Вроде ничего, ответил я.
Он развязал меня. «Свобода!!!» воскликнул про себя я, хоть по факту это была, конечно, тюрьма для отрешённых животных, которых жизнь обошла стороной либо дико пнула по мягкому месту. На запястьях и голенях были красные следы от вязок, эти места жутко болели. Я встал с кровати, в голове слышался треск, как будто кто-то ходил в осеннем лесу по хворосту. Я побрёл к своей кровати c вещами, немного наслаждаясь свободой. Лёг на кровать, она прогнулась, ноги упёрлись в трубчатую спинку, закрыл глаза, думать не получалось из-за сильной дозы яда.

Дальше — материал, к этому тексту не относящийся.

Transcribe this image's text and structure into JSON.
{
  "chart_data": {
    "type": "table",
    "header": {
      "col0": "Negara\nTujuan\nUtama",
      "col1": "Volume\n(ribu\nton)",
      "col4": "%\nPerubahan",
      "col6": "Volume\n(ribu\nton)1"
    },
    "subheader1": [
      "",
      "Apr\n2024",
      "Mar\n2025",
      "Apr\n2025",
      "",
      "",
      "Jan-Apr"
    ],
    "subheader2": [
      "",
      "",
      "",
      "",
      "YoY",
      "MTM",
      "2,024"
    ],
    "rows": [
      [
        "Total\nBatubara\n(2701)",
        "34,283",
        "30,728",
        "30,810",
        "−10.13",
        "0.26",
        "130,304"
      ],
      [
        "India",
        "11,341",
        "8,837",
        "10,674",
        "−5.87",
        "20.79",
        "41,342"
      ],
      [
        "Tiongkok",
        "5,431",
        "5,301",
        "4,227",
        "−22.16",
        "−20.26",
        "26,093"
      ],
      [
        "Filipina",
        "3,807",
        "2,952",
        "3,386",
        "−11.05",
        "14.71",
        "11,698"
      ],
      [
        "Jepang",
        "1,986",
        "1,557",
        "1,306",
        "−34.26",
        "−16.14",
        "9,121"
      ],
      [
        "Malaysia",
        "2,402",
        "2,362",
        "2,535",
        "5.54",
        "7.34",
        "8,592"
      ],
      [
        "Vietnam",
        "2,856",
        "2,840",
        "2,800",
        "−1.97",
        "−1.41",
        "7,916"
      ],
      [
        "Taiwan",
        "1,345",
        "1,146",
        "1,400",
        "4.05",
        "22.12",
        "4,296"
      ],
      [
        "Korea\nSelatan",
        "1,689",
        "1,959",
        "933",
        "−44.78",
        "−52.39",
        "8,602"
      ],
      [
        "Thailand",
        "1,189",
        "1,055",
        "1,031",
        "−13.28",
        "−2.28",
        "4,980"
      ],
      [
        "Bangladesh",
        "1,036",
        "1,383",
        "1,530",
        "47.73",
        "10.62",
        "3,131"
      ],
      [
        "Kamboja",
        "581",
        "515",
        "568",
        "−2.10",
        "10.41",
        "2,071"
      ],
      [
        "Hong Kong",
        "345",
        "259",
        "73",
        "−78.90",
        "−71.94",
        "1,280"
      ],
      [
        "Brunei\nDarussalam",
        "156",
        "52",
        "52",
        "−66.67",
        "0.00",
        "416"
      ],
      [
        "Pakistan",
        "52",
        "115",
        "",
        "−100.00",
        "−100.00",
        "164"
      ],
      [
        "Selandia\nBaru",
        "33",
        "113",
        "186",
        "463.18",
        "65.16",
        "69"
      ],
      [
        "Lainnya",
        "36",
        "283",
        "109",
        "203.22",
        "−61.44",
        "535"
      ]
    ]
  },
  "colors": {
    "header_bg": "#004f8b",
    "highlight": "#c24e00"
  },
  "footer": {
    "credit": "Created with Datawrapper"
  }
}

Пролежав пару часов, глаза отварились, голова ходила ходуном. Напротив лежал очень худенький паренёк с маленькими неокрепшими усиками, ладони на пальцах были сложены, взгляд удручённый. Близилась ночь, я стал готовиться к галоперидольному сну. Мысли путались, сосредоточиться ни на чём нельзя, в голове гул пропеллера, просто закрыл глаза. Санитар выключил свет, не пожелав никому спокойной ночи.
Среди ночной полутьмы слышался шелест пакета рядом с моей кроватью. Звук становился сильнее. Открываю глаза а там на корточках сидит лысый силуэт в бордовой пижаме и неуверенно руками рыскает внутри, будто енот в мусорном контейнере. Стало страшновато, но я сказал ему, что нельзя чужое брать. Он попятился назад, походкой Голлума, к своей кровати. Я наблюдал за ним сквозь усиливавшиеся головные боли, всё равно уснуть было нереально. Луна хорошо освещала его лежбище напротив окна, он постоянно фыркал под нос, теребил что-то на груди, по-видимому, шнурок или крестик, что-то мямлил под нос.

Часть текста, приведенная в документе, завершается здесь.